Home > News > ChatGPT Maker Suspects China’s Dirt Cheap DeepSeek AI Models Were Built Using OpenAI Data — and the Irony Is Not Lost on the Internet

ChatGPT Maker Suspects China’s Dirt Cheap DeepSeek AI Models Were Built Using OpenAI Data — and the Irony Is Not Lost on the Internet

By BenjaminFeb 26,2025

OpenAI suspects that China's DeepSeek AI models, significantly cheaper than Western counterparts, may have been trained using OpenAI's data.
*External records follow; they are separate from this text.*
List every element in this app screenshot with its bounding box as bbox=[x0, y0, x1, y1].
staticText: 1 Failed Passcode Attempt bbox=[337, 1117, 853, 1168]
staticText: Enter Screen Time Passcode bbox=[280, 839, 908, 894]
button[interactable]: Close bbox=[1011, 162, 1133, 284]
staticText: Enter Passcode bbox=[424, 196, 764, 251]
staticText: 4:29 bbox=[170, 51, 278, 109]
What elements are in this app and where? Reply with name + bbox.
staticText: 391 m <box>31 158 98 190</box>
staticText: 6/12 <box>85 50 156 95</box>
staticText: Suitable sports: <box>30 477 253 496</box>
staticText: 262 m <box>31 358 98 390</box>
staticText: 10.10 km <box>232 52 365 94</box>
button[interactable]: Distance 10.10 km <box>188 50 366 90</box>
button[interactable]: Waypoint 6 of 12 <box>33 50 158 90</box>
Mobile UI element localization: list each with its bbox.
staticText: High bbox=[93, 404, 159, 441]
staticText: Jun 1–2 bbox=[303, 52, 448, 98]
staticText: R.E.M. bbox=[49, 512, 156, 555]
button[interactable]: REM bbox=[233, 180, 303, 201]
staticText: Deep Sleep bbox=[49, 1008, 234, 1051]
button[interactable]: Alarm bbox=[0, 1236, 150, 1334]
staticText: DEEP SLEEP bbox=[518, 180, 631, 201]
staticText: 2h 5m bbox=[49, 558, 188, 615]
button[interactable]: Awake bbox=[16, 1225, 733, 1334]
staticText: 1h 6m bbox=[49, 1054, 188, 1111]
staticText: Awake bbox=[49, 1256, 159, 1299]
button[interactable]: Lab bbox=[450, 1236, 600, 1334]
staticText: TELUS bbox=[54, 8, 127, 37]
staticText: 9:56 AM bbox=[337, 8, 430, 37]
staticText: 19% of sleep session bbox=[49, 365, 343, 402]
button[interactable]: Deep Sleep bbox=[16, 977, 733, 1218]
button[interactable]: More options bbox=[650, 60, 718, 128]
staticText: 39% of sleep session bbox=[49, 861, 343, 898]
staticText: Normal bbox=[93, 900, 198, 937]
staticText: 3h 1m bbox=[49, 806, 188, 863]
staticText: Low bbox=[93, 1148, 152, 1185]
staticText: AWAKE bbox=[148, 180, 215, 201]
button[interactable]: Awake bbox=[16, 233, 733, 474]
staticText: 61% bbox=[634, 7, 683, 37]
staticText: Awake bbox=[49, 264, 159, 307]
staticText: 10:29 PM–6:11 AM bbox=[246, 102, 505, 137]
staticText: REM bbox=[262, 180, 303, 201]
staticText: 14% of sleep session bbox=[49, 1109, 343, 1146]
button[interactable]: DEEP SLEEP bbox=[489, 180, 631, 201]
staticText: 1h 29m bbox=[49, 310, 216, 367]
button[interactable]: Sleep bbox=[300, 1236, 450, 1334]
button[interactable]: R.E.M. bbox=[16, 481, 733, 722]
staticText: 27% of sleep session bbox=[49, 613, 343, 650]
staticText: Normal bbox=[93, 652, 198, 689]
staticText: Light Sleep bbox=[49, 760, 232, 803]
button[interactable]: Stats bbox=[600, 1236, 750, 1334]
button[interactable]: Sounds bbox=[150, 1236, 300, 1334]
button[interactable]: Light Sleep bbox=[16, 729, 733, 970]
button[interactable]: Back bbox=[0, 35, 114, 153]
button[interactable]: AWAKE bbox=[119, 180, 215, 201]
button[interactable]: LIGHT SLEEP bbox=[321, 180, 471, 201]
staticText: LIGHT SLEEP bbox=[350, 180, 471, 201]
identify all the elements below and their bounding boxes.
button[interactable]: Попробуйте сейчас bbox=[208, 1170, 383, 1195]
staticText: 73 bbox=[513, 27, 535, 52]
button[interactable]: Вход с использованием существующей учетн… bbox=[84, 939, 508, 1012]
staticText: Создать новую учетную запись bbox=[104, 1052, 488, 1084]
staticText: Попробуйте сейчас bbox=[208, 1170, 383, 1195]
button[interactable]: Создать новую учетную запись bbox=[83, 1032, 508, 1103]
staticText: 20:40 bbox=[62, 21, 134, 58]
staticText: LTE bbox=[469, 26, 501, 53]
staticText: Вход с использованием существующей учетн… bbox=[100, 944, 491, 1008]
This revelation, coupled with DeepSeek's rapid ascent in popularity, triggered a sharp decline in the stock prices of major AI companies, particularly Nvidia, which experienced its largest single-day loss in history.

DeepSeek's R1 model, based on the open-source DeepSeek-V3, boasts significantly lower training costs (estimated at $6 million) and computational requirements compared to Western AI models. While this claim is disputed by some, it has raised concerns about the substantial investments made by American tech companies in AI.

OpenAI and Microsoft are investigating whether DeepSeek violated OpenAI's terms of service by using its API or employing "distillation," a technique to extract data from larger models. OpenAI confirmed its awareness of such attempts by Chinese and other companies to replicate leading U.S. AI models and emphasized its commitment to protecting its intellectual property. David Sacks, President Trump's AI czar, also indicated evidence suggesting DeepSeek used distillation to leverage OpenAI's models.

DeepSeek is accused of using OpenAI’s model to train its competitor using distillation. Image credit: Andrey Rudakov/Bloomberg via Getty Images.
This situation highlights the irony of OpenAI's accusations, given previous claims that creating models like ChatGPT is impossible without using copyrighted material. OpenAI's own submission to the UK's House of Lords acknowledged the reliance on copyrighted works for training its large language models. This has led to criticism, particularly in light of lawsuits filed against OpenAI by the New York Times and 17 authors alleging copyright infringement. The ongoing debate underscores the complex legal and ethical challenges surrounding the training of AI models on copyrighted material, especially in the rapidly evolving landscape of generative AI. A 2018 U.S. Copyright Office ruling that AI-generated art cannot be copyrighted further complicates the issue.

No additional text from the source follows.